The country is swamped with guns. US firearms makers produced more than 139 million guns for the commercial market over the two decades from 2000, and the country imported another 71 million.

That includes high-powered assault rifles, which can be found for $500, and 9 millimeter pistols that combine ease of use, high accuracy and semi-automatic triggers with prices as low as $200.
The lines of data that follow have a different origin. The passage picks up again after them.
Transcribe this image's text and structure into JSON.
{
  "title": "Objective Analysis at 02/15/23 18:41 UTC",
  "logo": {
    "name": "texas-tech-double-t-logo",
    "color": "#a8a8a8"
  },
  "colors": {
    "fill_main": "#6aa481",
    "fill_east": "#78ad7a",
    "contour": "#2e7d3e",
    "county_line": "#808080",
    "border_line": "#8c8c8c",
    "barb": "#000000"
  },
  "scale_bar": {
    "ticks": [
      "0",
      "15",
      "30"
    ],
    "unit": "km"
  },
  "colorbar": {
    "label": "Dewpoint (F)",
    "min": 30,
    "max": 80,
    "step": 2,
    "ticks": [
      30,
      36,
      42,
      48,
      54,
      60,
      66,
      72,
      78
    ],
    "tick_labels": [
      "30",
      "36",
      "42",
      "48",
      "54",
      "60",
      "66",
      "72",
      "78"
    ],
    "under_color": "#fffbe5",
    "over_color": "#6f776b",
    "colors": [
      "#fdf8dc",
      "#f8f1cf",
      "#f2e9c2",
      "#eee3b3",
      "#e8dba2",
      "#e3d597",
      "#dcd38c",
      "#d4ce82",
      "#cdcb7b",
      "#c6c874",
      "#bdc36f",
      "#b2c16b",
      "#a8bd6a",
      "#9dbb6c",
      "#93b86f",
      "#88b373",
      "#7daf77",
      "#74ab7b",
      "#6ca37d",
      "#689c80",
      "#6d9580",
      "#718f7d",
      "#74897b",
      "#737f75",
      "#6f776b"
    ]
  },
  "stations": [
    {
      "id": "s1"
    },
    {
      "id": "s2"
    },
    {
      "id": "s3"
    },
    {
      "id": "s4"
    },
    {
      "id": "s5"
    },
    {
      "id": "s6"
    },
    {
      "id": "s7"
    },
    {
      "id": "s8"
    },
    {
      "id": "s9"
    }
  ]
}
– Gun laws eased in Texas –

But at every incident, proposals by state and federal lawmakers to tighten laws are rebuffed by conservative colleagues, who count on voter support from a sizeable portion of the public opposed to gun control.

Last year, a Pew poll said just 53 percent of Americans want stricter gun laws, and only 49 percent think tougher laws would decrease mass shootings.

Politicians like Abbott have instead moved to ease controls. Last year, the Texas governor signed a law allowing anyone in the state over 18 to openly carry a handgun without a license or training.

Shannon Watts, the founder of Moms Demand, an activist arm of Everytown, pointed out that Texas is one of the country’s largest gun markets and has a high firearms death rate.

“If more guns and fewer laws made Texas safer, it would be the safest state with declining rates of gun violence,” Watts wrote on Twitter.

“But it has high rates of gun suicide and homicide, and is home to four of the 10 deadliest mass shootings.”